Actress and soon-to-be TV host Jenny McCarthy, who is expected to join “The View” on Sept. 9, considers herself an activist for children with autism. In May 2007, McCarthy announced that in 2005, her then-3-year-old son had been diagnosed with autism. During a 2008 appearance on the “Larry King Show,” she first added her support to the argument that there is a connection between vaccines and autism. Since then, she has been aggressively active in her anti-vaccine campaign.
How did we get to this health scare that discourages parents from immunizing their children? Well, it began with one doctor, Dr. Andrew Wakefield, who conducted a “study” on all of 12 children — all of whom had autism and bowel problems — and concluded that because all of them had also been vaccinated, that their autism and bowel issues were caused by the vaccines they received. You’d think the scientific community would have said, “Hello, correlation does not imply causation,” right? Well, that’s just it. It did. Wakefield’s paper was subsequently debunked.
In his Bad Science column for the Guardian and in his book of the same name, Ben Goldacre discusses Wakefield, the paper in question and the manner in which the media jumped all over the sensational and seductive story that helped boost readership levels but did so at the cost of contributing to public hysteria. The media also had access to countless studies and reports showing no link between vaccines and autism but for the most part ignored those and instead kept Wakefield’s debunked study in the limelight.
Never mind that according to McCarthy herself in a blog post for CNN, doctors and neurologists have told her that her son was very likely misdiagnosed — which she then dismissed as brainwashing because “it's as if they are wired to believe that children can't recover from autism.” Her son was diagnosed with autism after having seizures, and he improved when those seizures were treated, which would be more consistent with Landau-Kleffner syndrome — a syndrome that is often misdiagnosed as autism.
And never mind her refusal to acknowledge the extensive scientific research that has consistently shown no link between vaccines and autism. McCarthy keeps referencing — guess who? — Wakefield’s debunked study as evidence for her beliefs.
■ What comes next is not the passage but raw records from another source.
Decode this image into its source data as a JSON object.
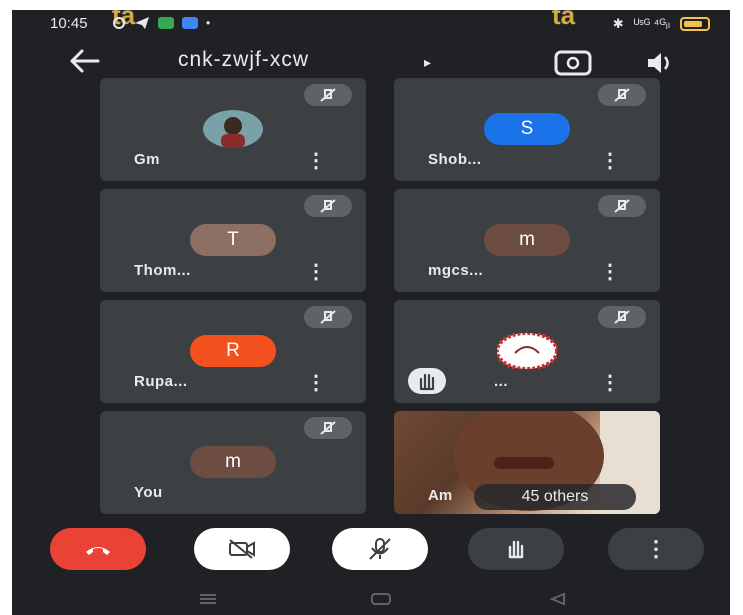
{
  "status_bar": {
    "time": "10:45",
    "signal_text": "ᵁˢᴳ ⁴ᴳᵢₗ"
  },
  "meeting": {
    "code": "cnk-zwjf-xcw",
    "caret": "▸"
  },
  "watermark": [
    "ta",
    "ta"
  ],
  "participants": [
    {
      "name": "Gm",
      "avatar_text": "",
      "avatar_color": "#7aa0a8"
    },
    {
      "name": "Shob...",
      "avatar_text": "S",
      "avatar_color": "#1a73e8"
    },
    {
      "name": "Thom...",
      "avatar_text": "T",
      "avatar_color": "#8d6e63"
    },
    {
      "name": "mgcs...",
      "avatar_text": "m",
      "avatar_color": "#6d4c41"
    },
    {
      "name": "Rupa...",
      "avatar_text": "R",
      "avatar_color": "#f4511e"
    },
    {
      "name": "...",
      "avatar_text": "",
      "avatar_color": "#d32f2f"
    },
    {
      "name": "You",
      "avatar_text": "m",
      "avatar_color": "#6d4c41"
    }
  ],
  "video_tile": {
    "name": "Am",
    "others_label": "45 others"
  },
  "controls": {
    "end_call_color": "#ea4335",
    "camera_bg": "#ffffff",
    "mic_bg": "#ffffff",
    "hand_bg": "#3c4043",
    "more_bg": "#3c4043",
    "more_label": "⋮"
  },
  "tile_more_label": "⋮",
  "nav_icons": [
    "menu-icon",
    "home-icon",
    "back-icon"
  ]
}
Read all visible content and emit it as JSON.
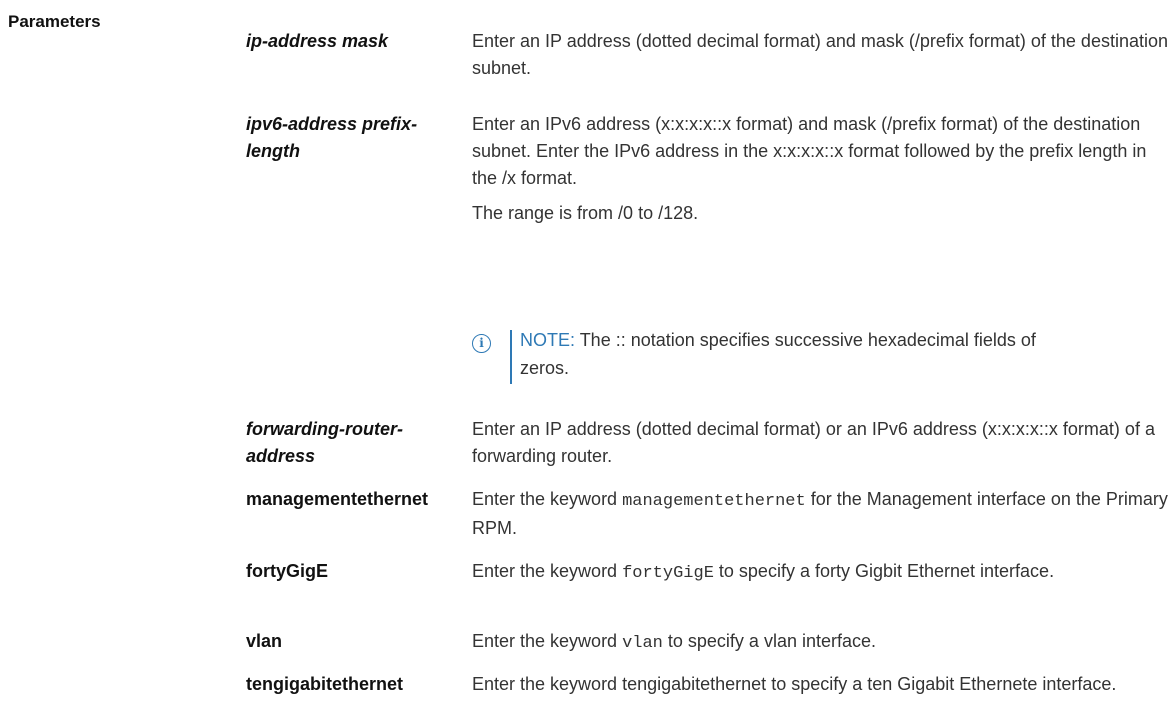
{
  "section": {
    "label": "Parameters"
  },
  "rows": [
    {
      "param": "ip-address mask",
      "desc": "Enter an IP address (dotted decimal format) and mask (/prefix format) of the destination subnet."
    },
    {
      "param": "ipv6-address prefix-length",
      "desc": "Enter an IPv6 address (x:x:x:x::x format) and mask (/prefix format) of the destination subnet. Enter the IPv6 address in the x:x:x:x::x format followed by the prefix length in the /x format.",
      "desc2": "The range is from /0 to /128."
    },
    {
      "param": "forwarding-router-address",
      "desc": "Enter an IP address (dotted decimal format) or an IPv6 address (x:x:x:x::x format) of a forwarding router."
    },
    {
      "param": "managementethernet",
      "desc_pre": "Enter the keyword ",
      "desc_code": "managementethernet",
      "desc_post": " for the Management interface on the Primary RPM."
    },
    {
      "param": "fortyGigE",
      "desc_pre": "Enter the keyword ",
      "desc_code": "fortyGigE",
      "desc_post": " to specify a forty Gigbit Ethernet interface."
    },
    {
      "param": "vlan",
      "desc_pre": "Enter the keyword ",
      "desc_code": "vlan",
      "desc_post": " to specify a vlan interface."
    },
    {
      "param": "tengigabitethernet",
      "desc": "Enter the keyword tengigabitethernet to specify a ten Gigabit Ethernete interface."
    }
  ],
  "note": {
    "label": "NOTE:",
    "text": " The :: notation specifies successive hexadecimal fields of zeros.",
    "icon": "info-icon"
  }
}
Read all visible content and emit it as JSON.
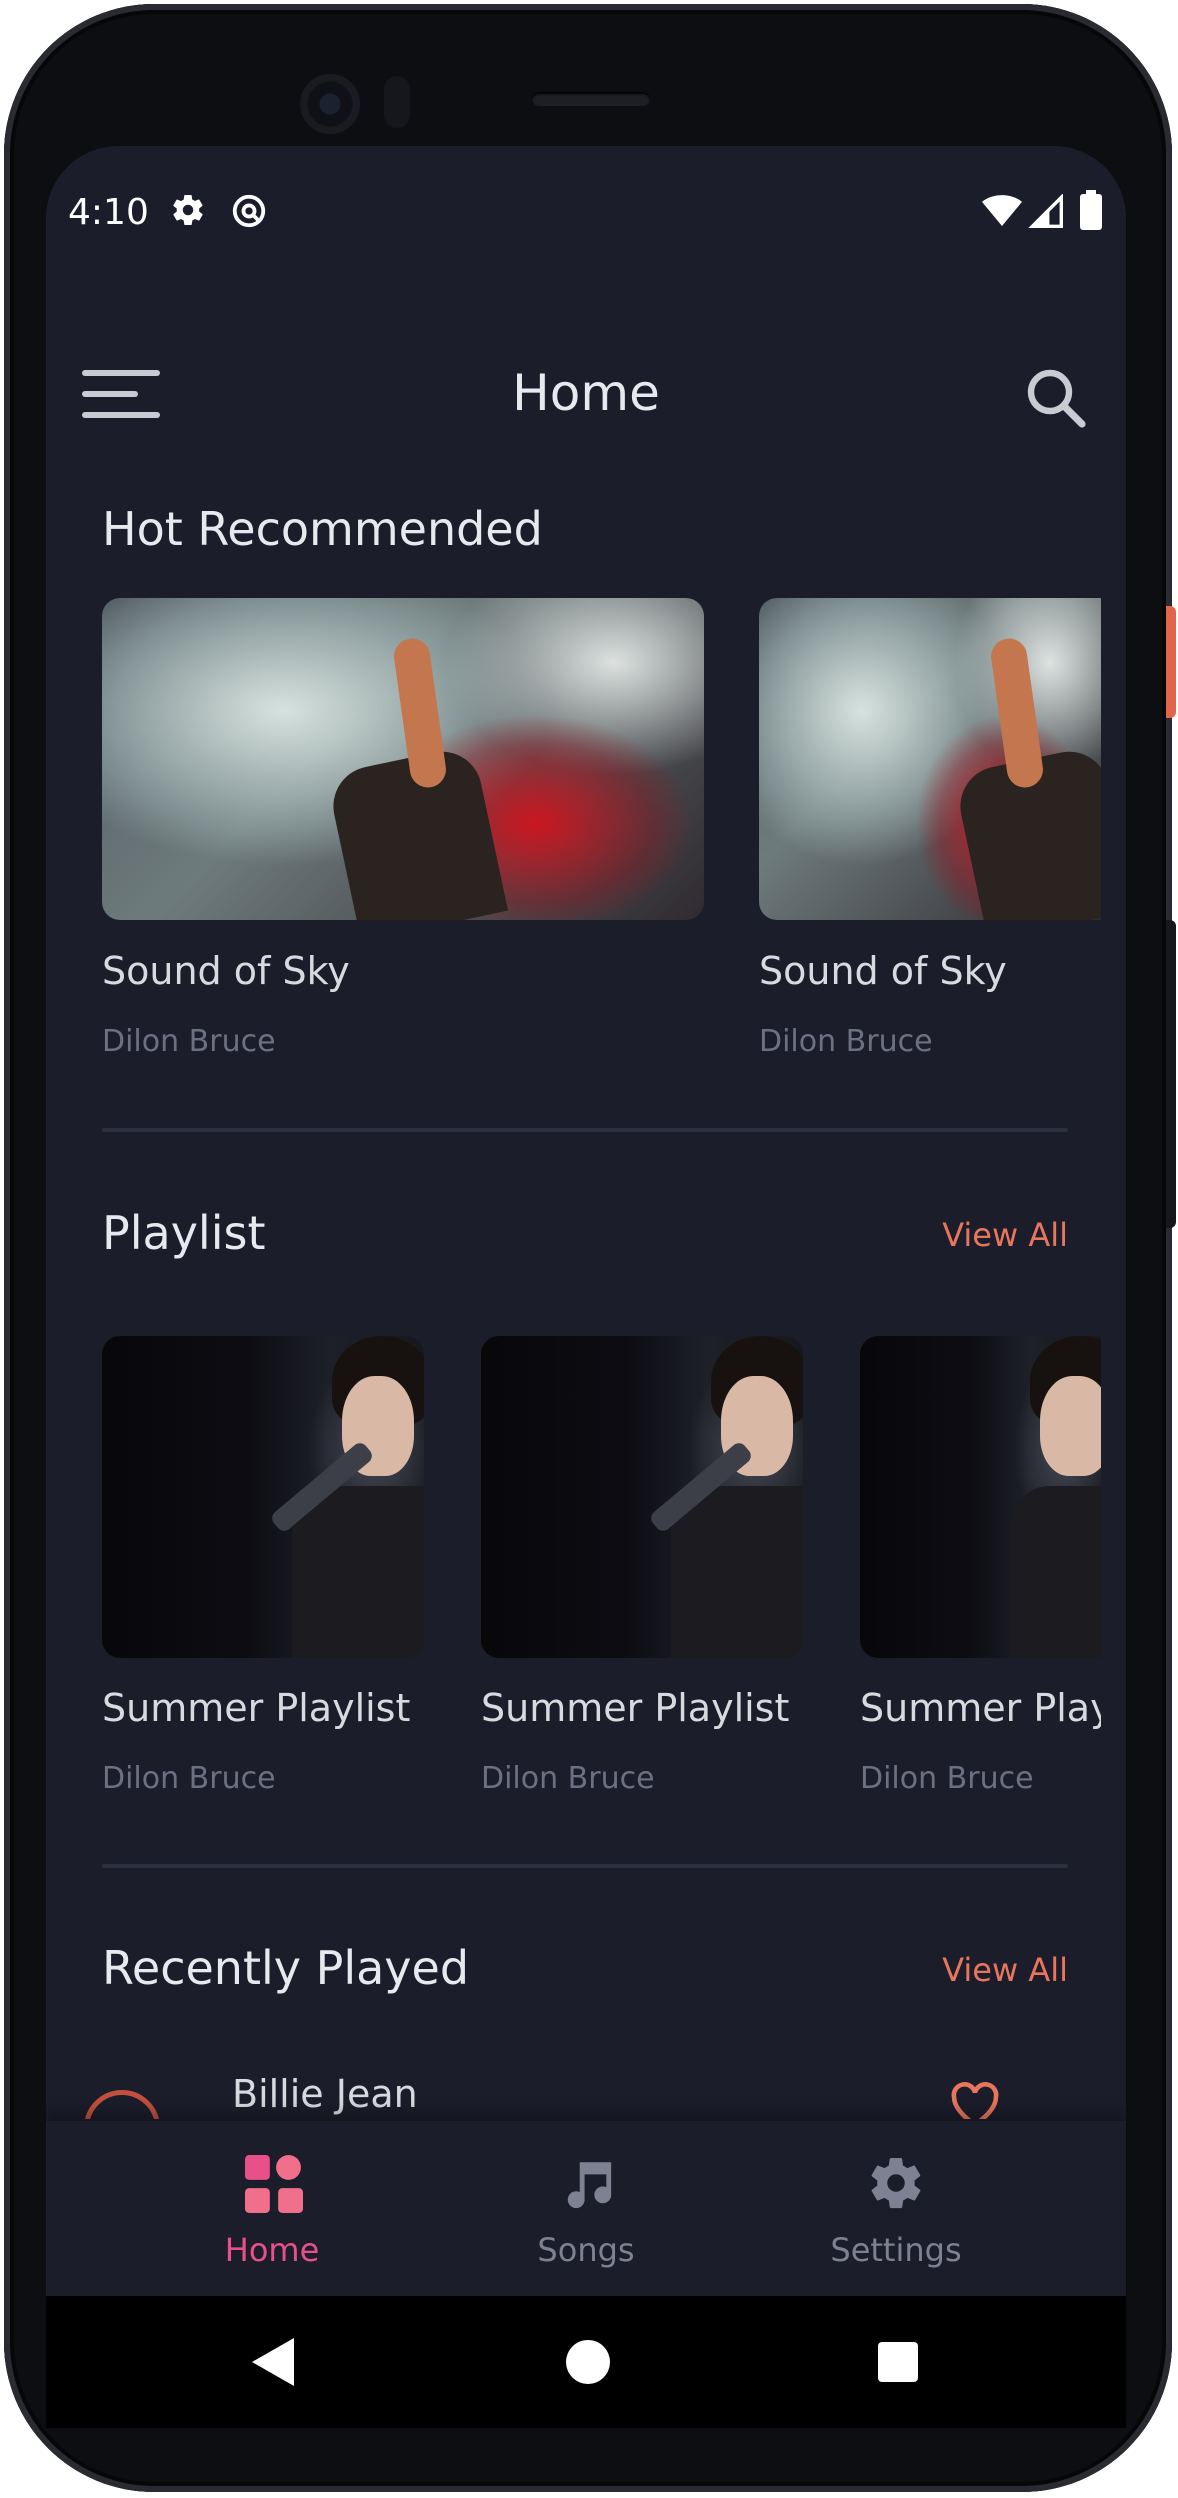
{
  "status_bar": {
    "time": "4:10",
    "icons": [
      "gear-icon",
      "at-icon",
      "wifi-icon",
      "cell-signal-icon",
      "battery-icon"
    ]
  },
  "header": {
    "title": "Home",
    "left_icon": "menu-icon",
    "right_icon": "search-icon"
  },
  "hot_recommended": {
    "title": "Hot Recommended",
    "items": [
      {
        "title": "Sound of Sky",
        "artist": "Dilon Bruce"
      },
      {
        "title": "Sound of Sky",
        "artist": "Dilon Bruce"
      }
    ]
  },
  "playlist": {
    "title": "Playlist",
    "view_all": "View All",
    "items": [
      {
        "title": "Summer Playlist",
        "artist": "Dilon Bruce"
      },
      {
        "title": "Summer Playlist",
        "artist": "Dilon Bruce"
      },
      {
        "title": "Summer Playlist",
        "artist": "Dilon Bruce"
      }
    ]
  },
  "recently_played": {
    "title": "Recently Played",
    "view_all": "View All",
    "items": [
      {
        "title": "Billie Jean"
      }
    ]
  },
  "bottom_nav": {
    "items": [
      {
        "label": "Home",
        "icon": "grid-icon",
        "active": true
      },
      {
        "label": "Songs",
        "icon": "music-note-icon",
        "active": false
      },
      {
        "label": "Settings",
        "icon": "gear-icon",
        "active": false
      }
    ]
  },
  "colors": {
    "background": "#1b1d2b",
    "accent_orange": "#e8765c",
    "accent_pink": "#e8508a",
    "text_primary": "#e8e9ee",
    "text_secondary": "#6d7082"
  }
}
What we have here is a combination of factors, one of which is the media’s sloppy mishandling of scientific reports and studies and its penchant for using sensationalism to gain maximum readership. Add to that McCarthy’s celebrity and the fact that, arguably, she truly believes her son had autism; fervently believes vaccines caused it; and adamantly believes she cured him through diet and by submitting him to “chelation therapy.”
She is leveraging her celebrity to advocate this message that, if heeded, can result in a serious public health issue. And the media keeps it alive and well in the news. What we’re left with are the consequences of parents refusing to vaccinate their children, which have already played out in Swansea, in Wales, earlier this year, where a measles outbreak left 600 children affected and 60 in the hospital. Measles, folks. A preventable disease, if one is vaccinated.
So taking all this into consideration, we turn to Michael Specter’s July 16 article in the New Yorker, which tackles the problem of network executives offering McCarthy a regular platform from which “she can peddle denial and fear to the parents of young children who may have legitimate questions about vaccine safety.” We come full circle to the real problem at hand here: not so much people like McCarthy, but the media’s hunger for revenue and hits.
In all matters of scientific reporting, the media needs to be more responsible. But in a world driven by generating the most revenue and having the highest possible viewership, we will have networks like ABC put people like McCarthy on "The View," despite their very dangerous beliefs. And in a world where online media scrambles for clicks, we will continue to see sensationalist headlines luring us in. So it’s up to us to do our own digging.
Consider Goldacre’s sound point: “While stories on [genetically modified] food, or cloning, stood a good chance of being written by specialist science reporters, with stories on MMR, their knowledge was deliberately sidelined, and 80% of the coverage was by generalist reporters.”
You see a report about something scary? Don’t panic. Remember that “scientists write papers, and pull them apart to see if their findings are robust.” Read the source material. Pull it apart. Question it. Are you basing your conclusions on a study that looked at all of 12 children and was — I mean, come on! — debunked?
If the media continues putting scientifically illiterate people at the helm of potentially highly emotive stories, then it’s up to us to become more scientifically astute so we can learn to see through the bullshit, and not fall into the trap that has ensnared people like McCarthy.